Blue, green, red and yellow are the four house colours used, represented by coloured stripes on the uniform neck-ties of boys or by colored ribbons worn by girls. Teachers are appointed as house masters and mistresses to govern the houses. The Office Bearers for every house are elected by the students and administer their oath at the Investiture Ceremony every July.

Interhouse co-curricular activities 
Inter-house competitions are held throughout the academic year, consisting of :-
 On-stage Cultural events— Debates (Turncoat and Parliamentary), Elocution ( English and Hindi), Extempore ( English), Poetry Recitation (English), Singing ( Group, Western Vocal, Indian Light Vocal, Indian Classical Vocal), Instrumental Music, Dumb-charade, Drama (Skits), Spelling Bee, Indian Folk Dance Multimedia Presentation, and Quizzes
 Off-stage Cultural events-  Art (Drawing, Painting), Calligraphy, Origami, Craft, Creative Writing, Digital Painting,
Athletics— Sprints (50m, 80m, 100m, 200m, 400m, 1500m etc.), Jumps (Long Jump, High Jump, Triple Jump) Throws (Shot put, Javelin-throw, Discus-throw), Relays
March Pasts
Team Sports— Football (Soccer), Cricket, Baseball, Throwball, Basketball, Kho-Kho
Indoor Sports- Badminton and Chess

Clubs
Eco-Club
Astronomy Club
Maths Club
Birdwatching Club
Photography Club
Quiz Club
IT Club
Science Club
Gavel Club

Duke of Edinburgh Award Scheme 
The school takes part in the Duke of Edinburgh Award Scheme also known as International Award For Young People (IAYP) for students from class 9 onwards.

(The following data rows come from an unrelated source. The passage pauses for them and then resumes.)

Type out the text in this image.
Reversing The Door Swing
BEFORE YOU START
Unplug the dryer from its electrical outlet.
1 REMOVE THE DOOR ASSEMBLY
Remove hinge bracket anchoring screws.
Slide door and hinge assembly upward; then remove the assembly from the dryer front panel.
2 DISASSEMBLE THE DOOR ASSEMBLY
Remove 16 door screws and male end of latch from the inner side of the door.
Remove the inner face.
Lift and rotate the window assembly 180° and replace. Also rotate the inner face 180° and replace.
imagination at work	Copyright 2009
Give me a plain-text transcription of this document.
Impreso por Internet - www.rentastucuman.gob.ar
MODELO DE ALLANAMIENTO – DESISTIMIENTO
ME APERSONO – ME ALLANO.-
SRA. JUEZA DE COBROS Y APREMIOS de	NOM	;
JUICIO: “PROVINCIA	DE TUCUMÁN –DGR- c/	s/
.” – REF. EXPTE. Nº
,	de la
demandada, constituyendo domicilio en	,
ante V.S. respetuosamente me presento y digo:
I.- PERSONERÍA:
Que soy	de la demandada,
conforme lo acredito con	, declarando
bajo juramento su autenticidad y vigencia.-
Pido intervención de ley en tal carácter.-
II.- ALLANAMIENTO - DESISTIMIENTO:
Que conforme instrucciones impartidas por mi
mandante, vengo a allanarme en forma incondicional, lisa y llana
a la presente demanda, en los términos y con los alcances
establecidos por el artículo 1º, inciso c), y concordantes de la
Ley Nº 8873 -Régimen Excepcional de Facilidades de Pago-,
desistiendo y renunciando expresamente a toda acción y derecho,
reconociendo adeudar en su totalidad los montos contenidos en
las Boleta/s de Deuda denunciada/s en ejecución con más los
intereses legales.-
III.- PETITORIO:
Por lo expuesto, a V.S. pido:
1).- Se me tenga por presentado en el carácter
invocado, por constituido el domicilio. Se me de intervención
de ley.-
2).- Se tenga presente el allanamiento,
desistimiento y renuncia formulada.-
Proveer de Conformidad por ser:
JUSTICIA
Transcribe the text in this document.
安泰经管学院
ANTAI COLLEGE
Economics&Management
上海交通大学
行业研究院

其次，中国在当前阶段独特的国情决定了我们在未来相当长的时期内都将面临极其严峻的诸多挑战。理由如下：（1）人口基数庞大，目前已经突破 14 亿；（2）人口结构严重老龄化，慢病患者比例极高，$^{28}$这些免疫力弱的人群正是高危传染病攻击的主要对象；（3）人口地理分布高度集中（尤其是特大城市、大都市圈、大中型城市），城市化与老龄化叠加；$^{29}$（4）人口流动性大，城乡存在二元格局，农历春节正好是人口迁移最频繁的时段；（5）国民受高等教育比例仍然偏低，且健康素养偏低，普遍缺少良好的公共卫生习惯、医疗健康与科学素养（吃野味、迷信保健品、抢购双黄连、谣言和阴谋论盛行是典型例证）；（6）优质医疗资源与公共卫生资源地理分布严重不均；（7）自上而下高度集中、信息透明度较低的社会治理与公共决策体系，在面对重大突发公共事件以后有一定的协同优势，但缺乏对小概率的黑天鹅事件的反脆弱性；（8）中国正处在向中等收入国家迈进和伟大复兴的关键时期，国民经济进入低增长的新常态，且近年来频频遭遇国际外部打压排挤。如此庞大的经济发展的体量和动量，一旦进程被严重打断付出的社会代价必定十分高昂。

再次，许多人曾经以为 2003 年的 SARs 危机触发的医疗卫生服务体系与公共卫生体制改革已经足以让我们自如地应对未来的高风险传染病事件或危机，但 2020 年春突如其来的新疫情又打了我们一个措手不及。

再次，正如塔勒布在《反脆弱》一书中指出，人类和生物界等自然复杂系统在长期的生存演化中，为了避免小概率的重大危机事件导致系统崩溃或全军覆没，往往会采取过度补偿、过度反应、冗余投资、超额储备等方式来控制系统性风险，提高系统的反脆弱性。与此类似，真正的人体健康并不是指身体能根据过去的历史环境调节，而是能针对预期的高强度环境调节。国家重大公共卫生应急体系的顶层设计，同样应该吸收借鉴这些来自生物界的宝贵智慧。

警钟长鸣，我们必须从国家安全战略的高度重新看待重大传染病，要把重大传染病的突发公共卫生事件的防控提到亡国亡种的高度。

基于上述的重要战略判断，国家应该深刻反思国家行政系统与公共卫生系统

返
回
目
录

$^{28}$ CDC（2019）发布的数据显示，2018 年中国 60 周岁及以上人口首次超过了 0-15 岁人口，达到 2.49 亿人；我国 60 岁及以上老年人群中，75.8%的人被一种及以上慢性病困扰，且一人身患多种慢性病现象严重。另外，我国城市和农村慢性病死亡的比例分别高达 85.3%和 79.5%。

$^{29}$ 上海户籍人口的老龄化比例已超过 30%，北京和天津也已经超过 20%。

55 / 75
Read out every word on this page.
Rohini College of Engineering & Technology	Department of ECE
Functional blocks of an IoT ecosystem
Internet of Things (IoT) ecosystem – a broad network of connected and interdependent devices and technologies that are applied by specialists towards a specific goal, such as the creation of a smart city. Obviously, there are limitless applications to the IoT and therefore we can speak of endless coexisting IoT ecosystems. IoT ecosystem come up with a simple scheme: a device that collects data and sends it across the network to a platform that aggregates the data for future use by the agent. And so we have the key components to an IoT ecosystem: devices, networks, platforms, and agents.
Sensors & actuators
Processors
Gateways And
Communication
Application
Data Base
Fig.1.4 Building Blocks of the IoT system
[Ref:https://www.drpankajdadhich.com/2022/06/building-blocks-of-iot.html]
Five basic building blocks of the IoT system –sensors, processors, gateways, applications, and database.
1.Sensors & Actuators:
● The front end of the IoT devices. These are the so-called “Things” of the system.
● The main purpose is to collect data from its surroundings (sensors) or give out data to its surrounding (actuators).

This is a scheme now spread throughout the Commonwealth and followed in India and Indian-based schools as the 'International Award For Young People'.

Scouts and Guides 
The school also conducts the Scouts and Guides program in association with The Bharat Scouts and Guides from classes 5th to 9th. This program is an extra- curricular education consisting of outdoor physical activities like camping, hiking, knot tying, excursions and social services. The Scouts uniform is a deep grey shirt, navy blue pants with Scouts hat, neck kerchief and whistle while the Guides have a deep blue kurta and salvar, with neck kerchief and a campaign hat. Children from class 3 and 4 are enrolled as Cubs/ Bulbuls as a training before they enter the real senior Scouts and Guides program.

Celebrations and holidays 
The teachers are given a day off on Teacher's day held on 5 September, the class 11 and 12 students are allowed to impersonate members of the faculty and teach a few classes.

The school celebrates all Indian holidays with cultural festivals that are well-attended by the Salalah populace. Most of the religious and cultural festivals of India are also celebrated. The school remains closed on Omani National Holidays. The Annual Sports Meet is held usually in November and the School Annual Day in January.
The Annual Day is celebrated on a grand scale with skits, dances, choirs etc. Students are then conferred with prizes and certificates for outstanding achievements in academics and co-curricular activities for that academic year.
The school used to have regular exhibitions until 2006 which was restarted again with a large-scale exhibition in 2014. The school also conducts Carnivals.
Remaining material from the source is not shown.